Kevin Morris’ most recent article of FPGA and Structured ASIC Journal makes a very humourous but interesting analogy between FPGA vs ASICs design battle and the battle that occured not so long ago between car cars vs horses as a mean of transportation :
“The new BMW 5-series sedan outperforms the horse and buggy in every important way. Your family will travel farther in a day and arrive less fatigued thanks to our superior cruising speed, climate-controlled cabin, and luxurious upholstery. It’s so much easier to use as well – no more hitching up the team before you start, and no more watering, feeding, and grooming at the end of the day. You just turn the key and drive away. Simple as that. So, before you snap up that new stallion you’ve been eyeing – consider a car instead.”
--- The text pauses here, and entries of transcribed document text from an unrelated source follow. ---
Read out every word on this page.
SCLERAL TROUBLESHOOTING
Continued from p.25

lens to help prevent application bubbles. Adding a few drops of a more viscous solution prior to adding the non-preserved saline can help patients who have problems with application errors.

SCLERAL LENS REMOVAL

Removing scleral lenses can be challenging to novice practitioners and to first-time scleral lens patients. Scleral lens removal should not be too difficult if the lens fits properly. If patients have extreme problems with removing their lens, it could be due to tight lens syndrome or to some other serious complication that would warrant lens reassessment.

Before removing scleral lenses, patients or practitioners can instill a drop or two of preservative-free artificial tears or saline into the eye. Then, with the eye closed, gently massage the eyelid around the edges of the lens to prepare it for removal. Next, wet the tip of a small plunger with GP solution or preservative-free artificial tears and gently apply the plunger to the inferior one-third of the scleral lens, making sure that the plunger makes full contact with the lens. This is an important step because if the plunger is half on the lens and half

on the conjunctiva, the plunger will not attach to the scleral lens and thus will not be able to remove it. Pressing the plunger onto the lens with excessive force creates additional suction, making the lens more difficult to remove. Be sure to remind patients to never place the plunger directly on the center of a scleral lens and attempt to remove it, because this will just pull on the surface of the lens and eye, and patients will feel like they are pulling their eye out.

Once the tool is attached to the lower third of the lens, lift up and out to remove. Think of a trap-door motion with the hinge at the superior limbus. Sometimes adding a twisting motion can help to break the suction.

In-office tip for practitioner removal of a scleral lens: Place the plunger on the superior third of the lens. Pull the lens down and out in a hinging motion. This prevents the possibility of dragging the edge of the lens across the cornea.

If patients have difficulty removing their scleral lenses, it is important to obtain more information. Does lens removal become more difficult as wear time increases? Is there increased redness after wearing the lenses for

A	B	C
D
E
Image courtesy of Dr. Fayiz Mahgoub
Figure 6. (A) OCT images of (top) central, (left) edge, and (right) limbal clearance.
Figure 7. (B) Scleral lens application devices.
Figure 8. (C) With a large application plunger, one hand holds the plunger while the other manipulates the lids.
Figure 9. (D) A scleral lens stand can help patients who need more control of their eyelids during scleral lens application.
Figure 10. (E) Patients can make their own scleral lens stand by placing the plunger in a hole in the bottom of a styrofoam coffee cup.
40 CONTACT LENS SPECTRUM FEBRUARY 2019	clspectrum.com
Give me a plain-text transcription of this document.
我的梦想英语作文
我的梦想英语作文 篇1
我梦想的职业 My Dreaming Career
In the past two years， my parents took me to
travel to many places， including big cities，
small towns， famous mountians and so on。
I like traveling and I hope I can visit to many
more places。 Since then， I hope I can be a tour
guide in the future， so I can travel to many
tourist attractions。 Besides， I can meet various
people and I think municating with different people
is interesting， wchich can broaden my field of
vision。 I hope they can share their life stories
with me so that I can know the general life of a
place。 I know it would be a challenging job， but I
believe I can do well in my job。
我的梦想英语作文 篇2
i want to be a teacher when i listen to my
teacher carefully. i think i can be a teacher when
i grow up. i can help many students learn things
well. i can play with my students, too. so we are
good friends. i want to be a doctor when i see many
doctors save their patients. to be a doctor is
Morris’ article gets interesting at the end where he points out that applications that can benefit from hardware programmability are subject to profound change :
“FPGA companies are defending against this attack, of course, by equipping their devices with both hard- and soft-core processors so that they can reap the advantages of software programmability as well. The outcome of that game, however, will probably be determined by the existence of design requirements that mandate hardware programmability – features where software cannot deliver the performance or power efficiency required. Designs with these sorts of requirements will remain in the sweet spot of FPGA, while general-purpose embedded platforms have a better-than-even chance of winning where software alone can do the job.”
This is obviously the case with power electronics applications.